La plastificazione degli imballaggi è uno standard in uso ormai da anni ma non è affatto indispensabile: molti degli alimenti che avvolgiamo in plastica non hanno affatto bisogno di essere confezionati e durerebbero altrettanto a lungo anche in imballaggi più ecologici, biodegradabili e verdi. La cosa peggiore da vedere, e da acquistare, è proprio la frutta fresca imballata, dato che è già naturalmente protetta dalla sua buccia.

2 Acquistare prodotti locali. Gran parte del cibo che acquistiamo viene spedito da e verso tutto il mondo, creando un’alta percentuale di inquinamento. È noto che i camion percorrono molti chilometri per trasportare il cibo da una Regione all’altra e da un Paese all’altro. Pensiamo solo al lungo tragitto delle acque minerali, che continuano ad essere acquistate nonostante l’acqua del rubinetto sia più che controllata e, nella maggior parte, anche di buon sapore.

Certo, in questo modo si ridurrebbe la quantità e varietà del cibo acquistabile ma non sarebbe meglio acquistare e consumare prodotti stagionali, freschi e della propria zona? Oggi, anche i mercati vendono prodotti certificati a chilometri zero.

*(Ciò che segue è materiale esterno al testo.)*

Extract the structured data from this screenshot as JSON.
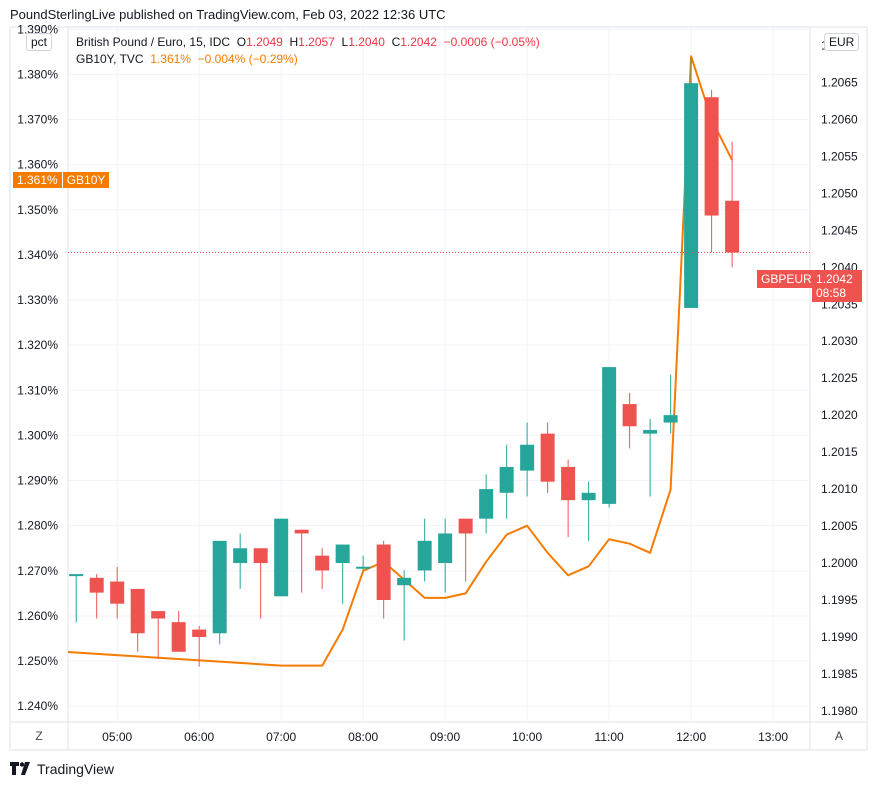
{
  "header": {
    "text": "PoundSterlingLive published on TradingView.com, Feb 03, 2022 12:36 UTC"
  },
  "footer": {
    "brand": "TradingView"
  },
  "legend": {
    "main": {
      "symbol": "British Pound / Euro, 15, IDC",
      "o_label": "O",
      "o": "1.2049",
      "h_label": "H",
      "h": "1.2057",
      "l_label": "L",
      "l": "1.2040",
      "c_label": "C",
      "c": "1.2042",
      "change": "−0.0006 (−0.05%)"
    },
    "overlay": {
      "symbol": "GB10Y, TVC",
      "value": "1.361%",
      "change": "−0.004% (−0.29%)"
    }
  },
  "left_unit": "pct",
  "right_unit": "EUR",
  "buttons": {
    "z": "Z",
    "a": "A"
  },
  "tags": {
    "gb10y_value": "1.361%",
    "gb10y_name": "GB10Y",
    "gbpeur_name": "GBPEUR",
    "gbpeur_value": "1.2042",
    "gbpeur_timer": "08:58"
  },
  "colors": {
    "up": "#26a69a",
    "down": "#ef5350",
    "yield_line": "#f57c00",
    "grid": "#f0f3fa"
  },
  "chart_data": {
    "type": "candlestick",
    "x_ticks": [
      "05:00",
      "06:00",
      "07:00",
      "08:00",
      "09:00",
      "10:00",
      "11:00",
      "12:00",
      "13:00"
    ],
    "x_tick_hours": [
      5,
      6,
      7,
      8,
      9,
      10,
      11,
      12,
      13
    ],
    "x_range": [
      4.4,
      13.45
    ],
    "right_axis": {
      "unit": "EUR",
      "ticks": [
        "1.2070",
        "1.2065",
        "1.2060",
        "1.2055",
        "1.2050",
        "1.2045",
        "1.2040",
        "1.2035",
        "1.2030",
        "1.2025",
        "1.2020",
        "1.2015",
        "1.2010",
        "1.2005",
        "1.2000",
        "1.1995",
        "1.1990",
        "1.1985",
        "1.1980"
      ],
      "range": [
        1.19785,
        1.20725
      ]
    },
    "left_axis": {
      "unit": "pct",
      "ticks": [
        "1.390%",
        "1.380%",
        "1.370%",
        "1.360%",
        "1.350%",
        "1.340%",
        "1.330%",
        "1.320%",
        "1.310%",
        "1.300%",
        "1.290%",
        "1.280%",
        "1.270%",
        "1.260%",
        "1.250%",
        "1.240%"
      ],
      "range": [
        1.2365,
        1.3905
      ]
    },
    "candles_gbpeur": [
      {
        "t": 4.5,
        "o": 1.19985,
        "h": 1.19985,
        "l": 1.1992,
        "c": 1.19985
      },
      {
        "t": 4.75,
        "o": 1.1998,
        "h": 1.19985,
        "l": 1.19925,
        "c": 1.1996
      },
      {
        "t": 5.0,
        "o": 1.19975,
        "h": 1.19995,
        "l": 1.19925,
        "c": 1.19945
      },
      {
        "t": 5.25,
        "o": 1.19965,
        "h": 1.19965,
        "l": 1.1988,
        "c": 1.19905
      },
      {
        "t": 5.5,
        "o": 1.19935,
        "h": 1.19935,
        "l": 1.1987,
        "c": 1.19925
      },
      {
        "t": 5.75,
        "o": 1.1992,
        "h": 1.19935,
        "l": 1.1988,
        "c": 1.1988
      },
      {
        "t": 6.0,
        "o": 1.1991,
        "h": 1.19915,
        "l": 1.1986,
        "c": 1.199
      },
      {
        "t": 6.25,
        "o": 1.19905,
        "h": 1.2003,
        "l": 1.1989,
        "c": 1.2003
      },
      {
        "t": 6.5,
        "o": 1.2,
        "h": 1.2004,
        "l": 1.19965,
        "c": 1.2002
      },
      {
        "t": 6.75,
        "o": 1.2002,
        "h": 1.2002,
        "l": 1.19925,
        "c": 1.2
      },
      {
        "t": 7.0,
        "o": 1.19955,
        "h": 1.2006,
        "l": 1.19955,
        "c": 1.2006
      },
      {
        "t": 7.25,
        "o": 1.20045,
        "h": 1.20045,
        "l": 1.1996,
        "c": 1.2004
      },
      {
        "t": 7.5,
        "o": 1.2001,
        "h": 1.2002,
        "l": 1.19965,
        "c": 1.1999
      },
      {
        "t": 7.75,
        "o": 1.2,
        "h": 1.20025,
        "l": 1.19945,
        "c": 1.20025
      },
      {
        "t": 8.0,
        "o": 1.19995,
        "h": 1.2001,
        "l": 1.1999,
        "c": 1.19995
      },
      {
        "t": 8.25,
        "o": 1.20025,
        "h": 1.2003,
        "l": 1.19925,
        "c": 1.1995
      },
      {
        "t": 8.5,
        "o": 1.1997,
        "h": 1.1999,
        "l": 1.19895,
        "c": 1.1998
      },
      {
        "t": 8.75,
        "o": 1.1999,
        "h": 1.2006,
        "l": 1.19975,
        "c": 1.2003
      },
      {
        "t": 9.0,
        "o": 1.2,
        "h": 1.2006,
        "l": 1.1996,
        "c": 1.2004
      },
      {
        "t": 9.25,
        "o": 1.2006,
        "h": 1.2006,
        "l": 1.19975,
        "c": 1.2004
      },
      {
        "t": 9.5,
        "o": 1.2006,
        "h": 1.2012,
        "l": 1.2004,
        "c": 1.201
      },
      {
        "t": 9.75,
        "o": 1.20095,
        "h": 1.2016,
        "l": 1.2006,
        "c": 1.2013
      },
      {
        "t": 10.0,
        "o": 1.20125,
        "h": 1.2019,
        "l": 1.2009,
        "c": 1.2016
      },
      {
        "t": 10.25,
        "o": 1.20175,
        "h": 1.2019,
        "l": 1.20095,
        "c": 1.2011
      },
      {
        "t": 10.5,
        "o": 1.2013,
        "h": 1.2014,
        "l": 1.20035,
        "c": 1.20085
      },
      {
        "t": 10.75,
        "o": 1.20085,
        "h": 1.2011,
        "l": 1.2003,
        "c": 1.20095
      },
      {
        "t": 11.0,
        "o": 1.2008,
        "h": 1.20265,
        "l": 1.20075,
        "c": 1.20265
      },
      {
        "t": 11.25,
        "o": 1.20215,
        "h": 1.2023,
        "l": 1.20155,
        "c": 1.20185
      },
      {
        "t": 11.5,
        "o": 1.20175,
        "h": 1.20195,
        "l": 1.2009,
        "c": 1.2018
      },
      {
        "t": 11.75,
        "o": 1.2019,
        "h": 1.20255,
        "l": 1.20175,
        "c": 1.202
      },
      {
        "t": 12.0,
        "o": 1.20345,
        "h": 1.20683,
        "l": 1.20345,
        "c": 1.20649
      },
      {
        "t": 12.25,
        "o": 1.2063,
        "h": 1.2064,
        "l": 1.2042,
        "c": 1.2047
      },
      {
        "t": 12.5,
        "o": 1.2049,
        "h": 1.2057,
        "l": 1.204,
        "c": 1.2042
      }
    ],
    "gb10y_line": {
      "name": "GB10Y",
      "points": [
        [
          4.4,
          1.252
        ],
        [
          7.0,
          1.249
        ],
        [
          7.5,
          1.249
        ],
        [
          7.75,
          1.257
        ],
        [
          8.0,
          1.27
        ],
        [
          8.25,
          1.272
        ],
        [
          8.5,
          1.268
        ],
        [
          8.75,
          1.264
        ],
        [
          9.0,
          1.264
        ],
        [
          9.25,
          1.265
        ],
        [
          9.5,
          1.272
        ],
        [
          9.75,
          1.278
        ],
        [
          10.0,
          1.28
        ],
        [
          10.25,
          1.274
        ],
        [
          10.5,
          1.269
        ],
        [
          10.75,
          1.271
        ],
        [
          11.0,
          1.277
        ],
        [
          11.25,
          1.276
        ],
        [
          11.5,
          1.274
        ],
        [
          11.75,
          1.288
        ],
        [
          12.0,
          1.384
        ],
        [
          12.25,
          1.37
        ],
        [
          12.5,
          1.361
        ]
      ]
    }
  }
}
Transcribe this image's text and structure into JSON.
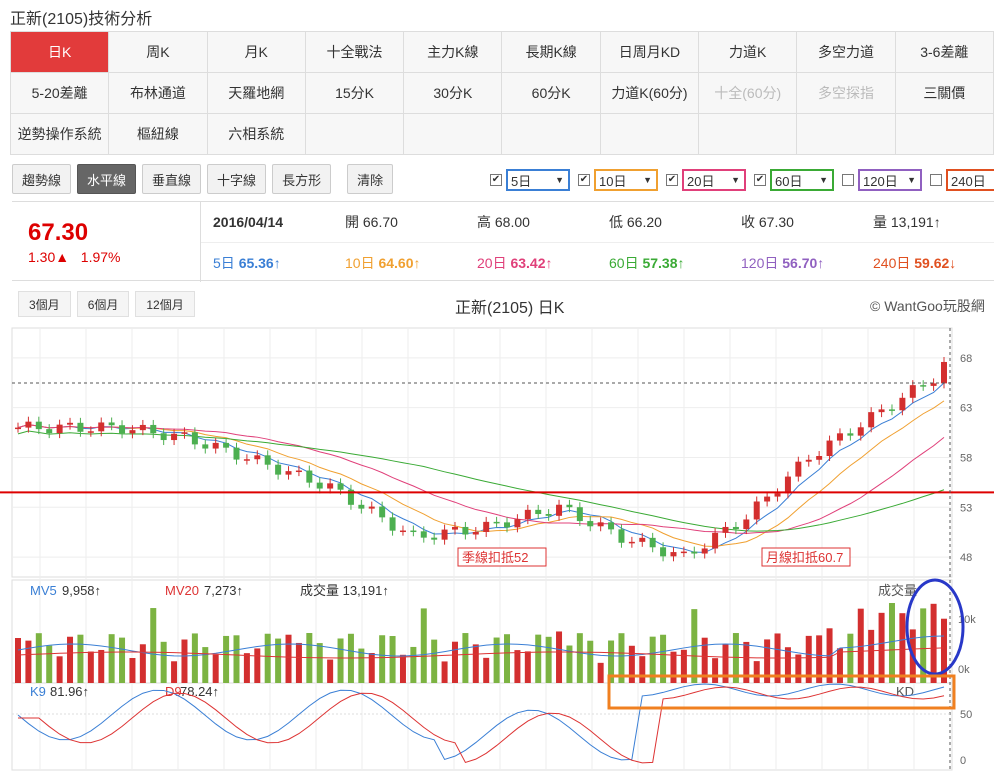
{
  "title": "正新(2105)技術分析",
  "tabs": [
    [
      "日K",
      "周K",
      "月K",
      "十全戰法",
      "主力K線",
      "長期K線",
      "日周月KD",
      "力道K",
      "多空力道",
      "3-6差離"
    ],
    [
      "5-20差離",
      "布林通道",
      "天羅地網",
      "15分K",
      "30分K",
      "60分K",
      "力道K(60分)",
      "十全(60分)",
      "多空探指",
      "三關價"
    ],
    [
      "逆勢操作系統",
      "樞紐線",
      "六相系統"
    ]
  ],
  "disabled_tabs": [
    "十全(60分)",
    "多空探指"
  ],
  "toolbar": [
    "趨勢線",
    "水平線",
    "垂直線",
    "十字線",
    "長方形",
    "清除"
  ],
  "ma_selects": [
    {
      "label": "5日",
      "checked": true,
      "color": "#3a7fd5"
    },
    {
      "label": "10日",
      "checked": true,
      "color": "#f0a030"
    },
    {
      "label": "20日",
      "checked": true,
      "color": "#e0407a"
    },
    {
      "label": "60日",
      "checked": true,
      "color": "#3aaa35"
    },
    {
      "label": "120日",
      "checked": false,
      "color": "#9060c0"
    },
    {
      "label": "240日",
      "checked": false,
      "color": "#e05020"
    }
  ],
  "quote": {
    "price": "67.30",
    "change": "1.30▲",
    "pct": "1.97%",
    "date": "2016/04/14",
    "open": "開 66.70",
    "high": "高 68.00",
    "low": "低 66.20",
    "close": "收 67.30",
    "volume": "量 13,191↑",
    "ma": [
      {
        "label": "5日 ",
        "value": "65.36",
        "arrow": "↑",
        "color": "#3a7fd5"
      },
      {
        "label": "10日 ",
        "value": "64.60",
        "arrow": "↑",
        "color": "#f0a030"
      },
      {
        "label": "20日 ",
        "value": "63.42",
        "arrow": "↑",
        "color": "#e0407a"
      },
      {
        "label": "60日 ",
        "value": "57.38",
        "arrow": "↑",
        "color": "#3aaa35"
      },
      {
        "label": "120日 ",
        "value": "56.70",
        "arrow": "↑",
        "color": "#9060c0"
      },
      {
        "label": "240日 ",
        "value": "59.62",
        "arrow": "↓",
        "color": "#e05020"
      }
    ]
  },
  "range_buttons": [
    "3個月",
    "6個月",
    "12個月"
  ],
  "chart_title": "正新(2105) 日K",
  "copyright": "© WantGoo玩股網",
  "chart_data": {
    "type": "candlestick",
    "price_ticks": [
      "68",
      "63",
      "58",
      "53",
      "48"
    ],
    "annotations": [
      "季線扣抵52",
      "月線扣抵60.7"
    ],
    "horizontal_line": 54.5,
    "volume_labels": {
      "mv5": "MV5",
      "mv5_value": "9,958↑",
      "mv20": "MV20",
      "mv20_value": "7,273↑",
      "vol": "成交量 13,191↑",
      "legend": "成交量",
      "tick_10k": "10k",
      "tick_0k": "0k"
    },
    "kd_labels": {
      "k": "K9",
      "k_value": "81.96↑",
      "d": "D9",
      "d_value": "78.24↑",
      "legend": "KD",
      "tick_50": "50",
      "tick_0": "0"
    }
  }
}
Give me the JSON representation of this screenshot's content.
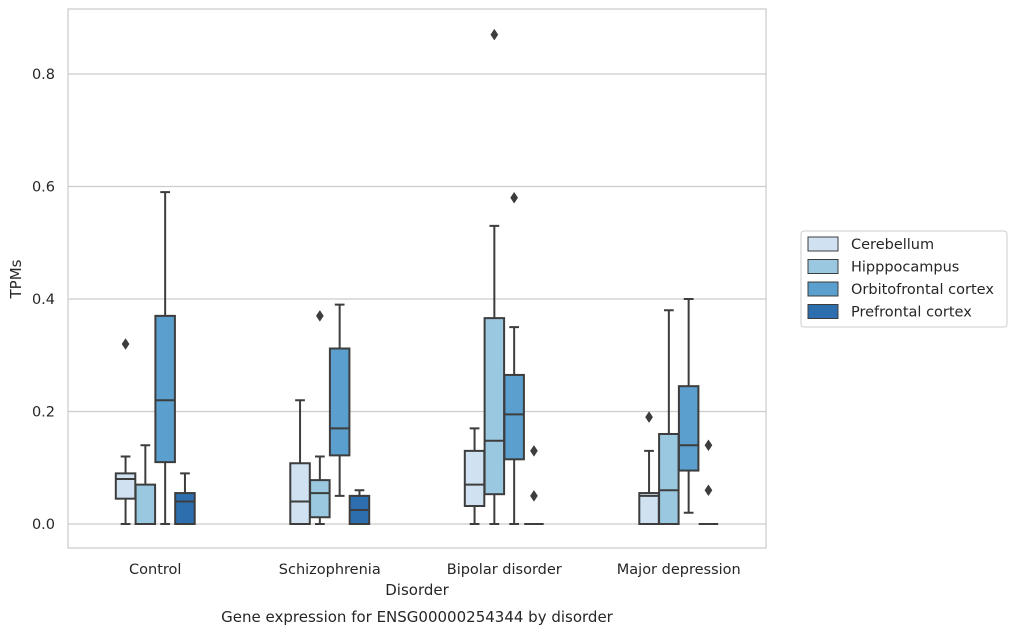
{
  "chart_data": {
    "type": "box",
    "title": "",
    "caption": "Gene expression for ENSG00000254344 by disorder",
    "xlabel": "Disorder",
    "ylabel": "TPMs",
    "categories": [
      "Control",
      "Schizophrenia",
      "Bipolar disorder",
      "Major depression"
    ],
    "ylim": [
      -0.042,
      0.918
    ],
    "yticks": [
      0.0,
      0.2,
      0.4,
      0.6,
      0.8
    ],
    "ytick_labels": [
      "0.0",
      "0.2",
      "0.4",
      "0.6",
      "0.8"
    ],
    "grid": "horizontal",
    "legend_position": "right",
    "series": [
      {
        "name": "Cerebellum",
        "color": "#d0e1f2",
        "boxes": [
          {
            "whislo": 0.0,
            "q1": 0.045,
            "med": 0.08,
            "q3": 0.09,
            "whishi": 0.12,
            "fliers": [
              0.32
            ]
          },
          {
            "whislo": 0.0,
            "q1": 0.0,
            "med": 0.04,
            "q3": 0.108,
            "whishi": 0.22,
            "fliers": []
          },
          {
            "whislo": 0.0,
            "q1": 0.032,
            "med": 0.07,
            "q3": 0.13,
            "whishi": 0.17,
            "fliers": []
          },
          {
            "whislo": 0.0,
            "q1": 0.0,
            "med": 0.05,
            "q3": 0.055,
            "whishi": 0.13,
            "fliers": [
              0.19
            ]
          }
        ]
      },
      {
        "name": "Hipppocampus",
        "color": "#9ac8e0",
        "boxes": [
          {
            "whislo": 0.0,
            "q1": 0.0,
            "med": 0.0,
            "q3": 0.07,
            "whishi": 0.14,
            "fliers": []
          },
          {
            "whislo": 0.0,
            "q1": 0.012,
            "med": 0.055,
            "q3": 0.078,
            "whishi": 0.12,
            "fliers": [
              0.37
            ]
          },
          {
            "whislo": 0.0,
            "q1": 0.053,
            "med": 0.148,
            "q3": 0.366,
            "whishi": 0.53,
            "fliers": [
              0.87
            ]
          },
          {
            "whislo": 0.0,
            "q1": 0.0,
            "med": 0.06,
            "q3": 0.16,
            "whishi": 0.38,
            "fliers": []
          }
        ]
      },
      {
        "name": "Orbitofrontal cortex",
        "color": "#5a9fcd",
        "boxes": [
          {
            "whislo": 0.0,
            "q1": 0.11,
            "med": 0.22,
            "q3": 0.37,
            "whishi": 0.59,
            "fliers": []
          },
          {
            "whislo": 0.05,
            "q1": 0.122,
            "med": 0.17,
            "q3": 0.312,
            "whishi": 0.39,
            "fliers": []
          },
          {
            "whislo": 0.0,
            "q1": 0.115,
            "med": 0.195,
            "q3": 0.265,
            "whishi": 0.35,
            "fliers": [
              0.58
            ]
          },
          {
            "whislo": 0.02,
            "q1": 0.095,
            "med": 0.14,
            "q3": 0.245,
            "whishi": 0.4,
            "fliers": []
          }
        ]
      },
      {
        "name": "Prefrontal cortex",
        "color": "#2d6fae",
        "boxes": [
          {
            "whislo": 0.0,
            "q1": 0.0,
            "med": 0.04,
            "q3": 0.055,
            "whishi": 0.09,
            "fliers": []
          },
          {
            "whislo": 0.0,
            "q1": 0.0,
            "med": 0.025,
            "q3": 0.05,
            "whishi": 0.06,
            "fliers": []
          },
          {
            "whislo": 0.0,
            "q1": 0.0,
            "med": 0.0,
            "q3": 0.0,
            "whishi": 0.0,
            "fliers": [
              0.05,
              0.13
            ]
          },
          {
            "whislo": 0.0,
            "q1": 0.0,
            "med": 0.0,
            "q3": 0.0,
            "whishi": 0.0,
            "fliers": [
              0.06,
              0.14
            ]
          }
        ]
      }
    ]
  }
}
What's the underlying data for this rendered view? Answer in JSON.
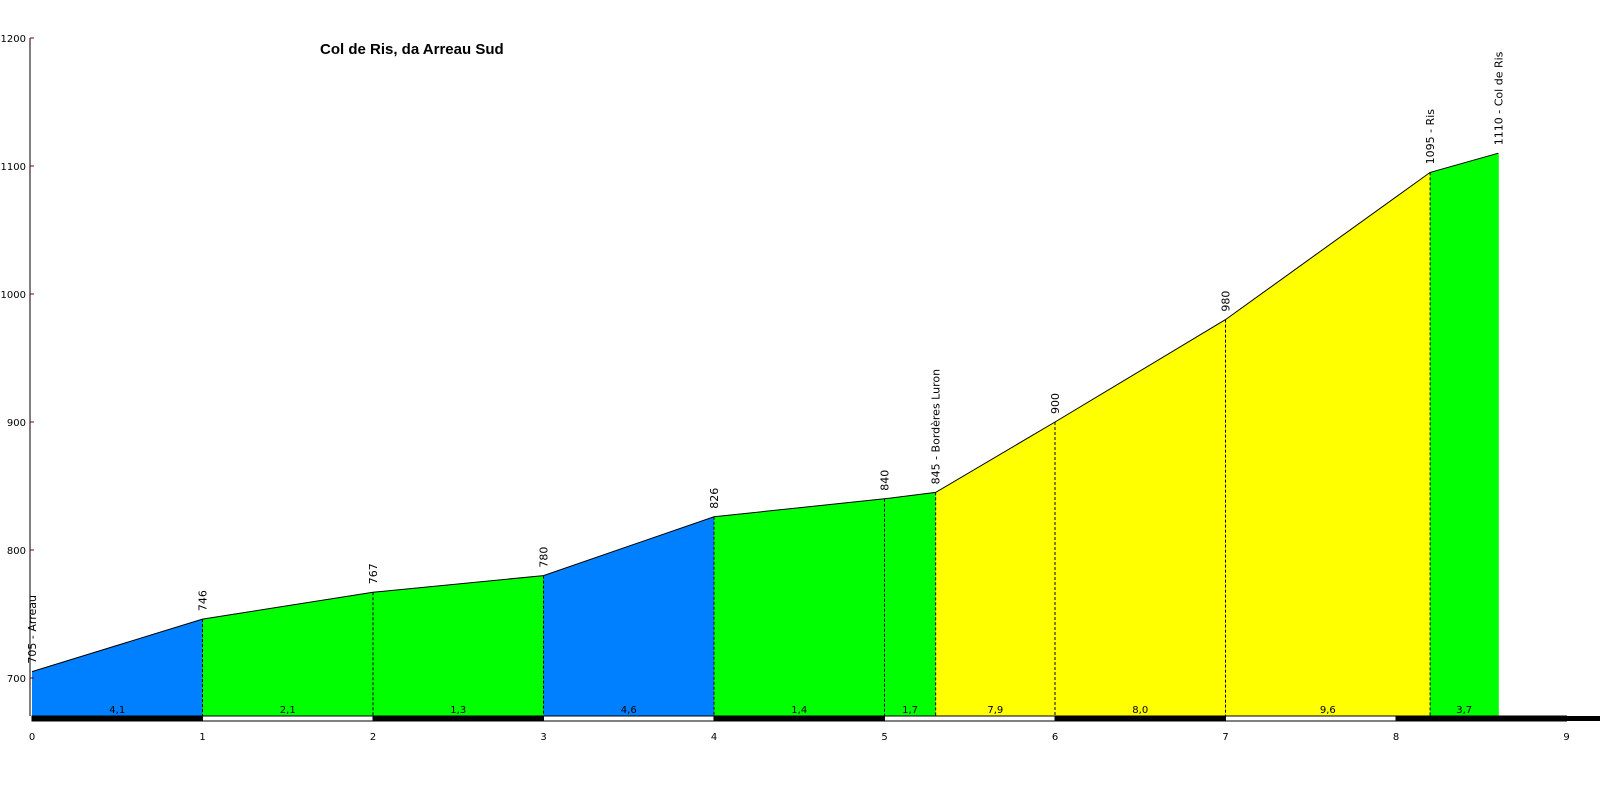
{
  "chart_data": {
    "type": "area",
    "title": "Col de Ris, da Arreau Sud",
    "xlabel": "",
    "ylabel": "",
    "xlim": [
      0,
      9
    ],
    "ylim": [
      670,
      1200
    ],
    "x_ticks": [
      "0",
      "1",
      "2",
      "3",
      "4",
      "5",
      "6",
      "7",
      "8",
      "9"
    ],
    "y_ticks": [
      "700",
      "800",
      "900",
      "1000",
      "1100",
      "1200"
    ],
    "points": [
      {
        "x": 0,
        "y": 705,
        "label": "705 - Arreau"
      },
      {
        "x": 1,
        "y": 746,
        "label": "746"
      },
      {
        "x": 2,
        "y": 767,
        "label": "767"
      },
      {
        "x": 3,
        "y": 780,
        "label": "780"
      },
      {
        "x": 4,
        "y": 826,
        "label": "826"
      },
      {
        "x": 5,
        "y": 840,
        "label": "840"
      },
      {
        "x": 5.3,
        "y": 845,
        "label": "845 - Bordères Luron"
      },
      {
        "x": 6,
        "y": 900,
        "label": "900"
      },
      {
        "x": 7,
        "y": 980,
        "label": "980"
      },
      {
        "x": 8.2,
        "y": 1095,
        "label": "1095 - Ris"
      },
      {
        "x": 8.6,
        "y": 1110,
        "label": "1110 - Col de Ris"
      }
    ],
    "segments": [
      {
        "from": 0,
        "to": 1,
        "gradient": "4,1",
        "color": "#0080ff"
      },
      {
        "from": 1,
        "to": 2,
        "gradient": "2,1",
        "color": "#00ff00"
      },
      {
        "from": 2,
        "to": 3,
        "gradient": "1,3",
        "color": "#00ff00"
      },
      {
        "from": 3,
        "to": 4,
        "gradient": "4,6",
        "color": "#0080ff"
      },
      {
        "from": 4,
        "to": 5,
        "gradient": "1,4",
        "color": "#00ff00"
      },
      {
        "from": 5,
        "to": 5.3,
        "gradient": "1,7",
        "color": "#00ff00"
      },
      {
        "from": 5.3,
        "to": 6,
        "gradient": "7,9",
        "color": "#ffff00"
      },
      {
        "from": 6,
        "to": 7,
        "gradient": "8,0",
        "color": "#ffff00"
      },
      {
        "from": 7,
        "to": 8.2,
        "gradient": "9,6",
        "color": "#ffff00"
      },
      {
        "from": 8.2,
        "to": 8.6,
        "gradient": "3,7",
        "color": "#00ff00"
      }
    ],
    "grid": false,
    "legend": "none"
  },
  "colors": {
    "axis": "#000000",
    "tick_marks": "#800000",
    "profile_line": "#000000"
  }
}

3 Mangiare meno carne. Non ti diciamo di diventare vegetariano o vegano, anche se il veganismo è in aumento per molti e validi motivi. Alcuni diventano vegetariani o vegani per spezzare la catena di sfruttamento degli animali. Ma, molto più semplicemente, senza scelte drastiche, diminuire il consumo di carne bovina e suina, è benefico non solo per la salute personale ma anche per la salute del Pianeta: i grandi allevamenti di bestie da macello hanno un forte impatto ambientale. Per chiarire la vastità del fenomeno, consideriamo che l’85% dei polli e il 95% dei suini che arrivano alla nostra tavola provengono da allevamenti intensivi; il 71% del suolo agricolo disponibile è destinato alla produzione del mangime per gli allevamenti; la conversione in mangime prima e in derivati animali poi fa perdere il 70% delle calorie, quantitativo che da solo basterebbe a sfamare 3 miliardi di persone.    
Purtroppo, oggi anche l’allevamento di pollame è diventato intensivo ma è possibile fare scelte oculate, acquistare polli allevati secondo i protocolli del biologico, per esempio, e quindi non da allevamenti intensivi. Non si tratta di decidere o tutto o niente: semplicemente di cominciare a riflettere e muovere qualche passo nella giusta direzione.

4 Cucinare. I tempi del lavoro ci costringono spesso a comprare cibi pronti, regolarmente avvolti in imballaggi in eccesso. La cosa più semplice è prepararsi la sera, e ci vogliono pochi minuti, un’insalata arricchita in vari modi, da portare in un contenitore lavabile e riutilizzabile. Sembra poco? Pensa alle insalate già pronte e imballate e immagina di consumarle ogni giorno lavorativo per un anno. Quanta plastica avrai buttato? E ancora: portare con sé l’acqua in una borraccia o una bottiglia riutilizzabile, invece di produrre nuove bottiglie di plastica acquistandole ai distributori.

5 Scegliere il biologico: molti cereali e vegetali sono coltivati con l’abbondante uso di pesticidi e altri prodotti chimici che non solo possono passare nel cibo ma finiscono per entrare nel ciclo naturale dell’acqua, avvelenare il terreno e, quindi, la fauna, insomma, l’ecosistema nel suo insieme. Gli alimenti biologici sono coltivati senza l’uso di pesticidi e altri prodotti chimici, ormai si trovano anche al supermercato, non sono più costosi come un tempo e sono un ottimo assaggio delle qualità dei cibi cresciuti come natura comanda.
Tutto questo sembra poco? Eppure, è indispensabile per tagliare la tua impronta di carbonio, cioè il tuo contributo alla formazione del gas serra: piccole decisioni per grandi soluzioni. E un passo per volta.